Ohne den wegen Beleidigung eines Gegners bestraften Starangreifer agierten die Österreicher in der Offensive lange Zeit harmlos. Torchancen spielte man sich erst in den letzten zehn Minuten heraus. "Wir brauchen einfach ein Spiel nach vorne, klare Passqualität", sagte Foda im Hinblick auf das Ukraine-Spiel. "Wir waren nicht entschlossen genug im Torabschluss." In vier der vergangenen fünf Länderspiele blieb die ÖFB-Auswahl ohne Torerfolg.
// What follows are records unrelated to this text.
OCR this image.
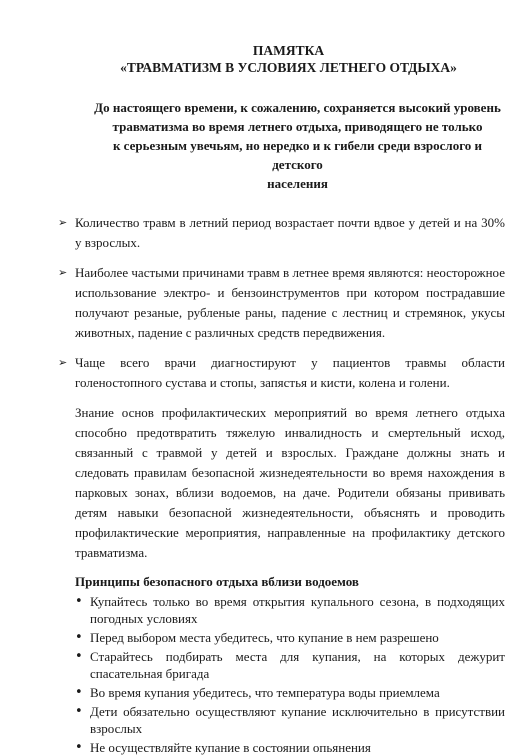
ПАМЯТКА

«ТРАВМАТИЗМ В УСЛОВИЯХ ЛЕТНЕГО ОТДЫХА»

До настоящего времени, к сожалению, сохраняется высокий уровень
травматизма во время летнего отдыха, приводящего не только
к серьезным увечьям, но нередко и к гибели среди взрослого и детского
населения
➢ Количество травм в летний период возрастает почти вдвое у детей и на 30% у взрослых.
➢ Наиболее частыми причинами травм в летнее время являются: неосторожное использование электро- и бензоинструментов при котором пострадавшие получают резаные, рубленые раны, падение с лестниц и стремянок, укусы животных, падение с различных средств передвижения.
➢ Чаще всего врачи диагностируют у пациентов травмы области голеностопного сустава и стопы, запястья и кисти, колена и голени.

Знание основ профилактических мероприятий во время летнего отдыха способно предотвратить тяжелую инвалидность и смертельный исход, связанный с травмой у детей и взрослых. Граждане должны знать и следовать правилам безопасной жизнедеятельности во время нахождения в парковых зонах, вблизи водоемов, на даче. Родители обязаны прививать детям навыки безопасной жизнедеятельности, объяснять и проводить профилактические мероприятия, направленные на профилактику детского травматизма.

Принципы безопасного отдыха вблизи водоемов
• Купайтесь только во время открытия купального сезона, в подходящих погодных условиях
• Перед выбором места убедитесь, что купание в нем разрешено
• Старайтесь подбирать места для купания, на которых дежурит спасательная бригада
• Во время купания убедитесь, что температура воды приемлема
• Дети обязательно осуществляют купание исключительно в присутствии взрослых
• Не осуществляйте купание в состоянии опьянения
Remis gegen Ukraine dürfte genügen

Um erstmals in der Verbandsgeschichte bei einer EM die Gruppenphase zu überstehen, dürfte in Bukarest auch ein 0:0 reichen. Die vier besten der sechs Gruppendritten kommen ebenfalls weiter. Um den Ukrainern noch Platz zwei abzuluchsen, müsste aber der zweite EM-Sieg nach dem 3:1 zum Auftakt gegen Nordmazedonien her. "Wir haben es immer noch in der eigenen Hand, uns für das Achtelfinale zu qualifizieren", betonte Foda.

Italien potenzieller Gegner

Beendet das ÖFB-Team die Gruppenphase als Zweiter, dann geht es im Achtelfinale im Wembley zu London gegen den Sieger der Gruppe A, also sehr wahrscheinlich Italien, sofern die Azzurri auch das letzte Match gegen Wales nicht verlieren. Die Elf um Gareth Bale liegt mit vier Punkten auf Rang zwei hinter Italien (6).

Qualifiziert sich das ÖFB-Team als Gruppendritter für das Achtelfinale, müsste das Foda-Team in Glasgow gegen den Sieger der Gruppe E (Slowakei, Spanien, Schweden, Polen) oder in Bukarest gegen den Primus aus F (Portugal, Frankreich, Deutschland, Ungarn) ran.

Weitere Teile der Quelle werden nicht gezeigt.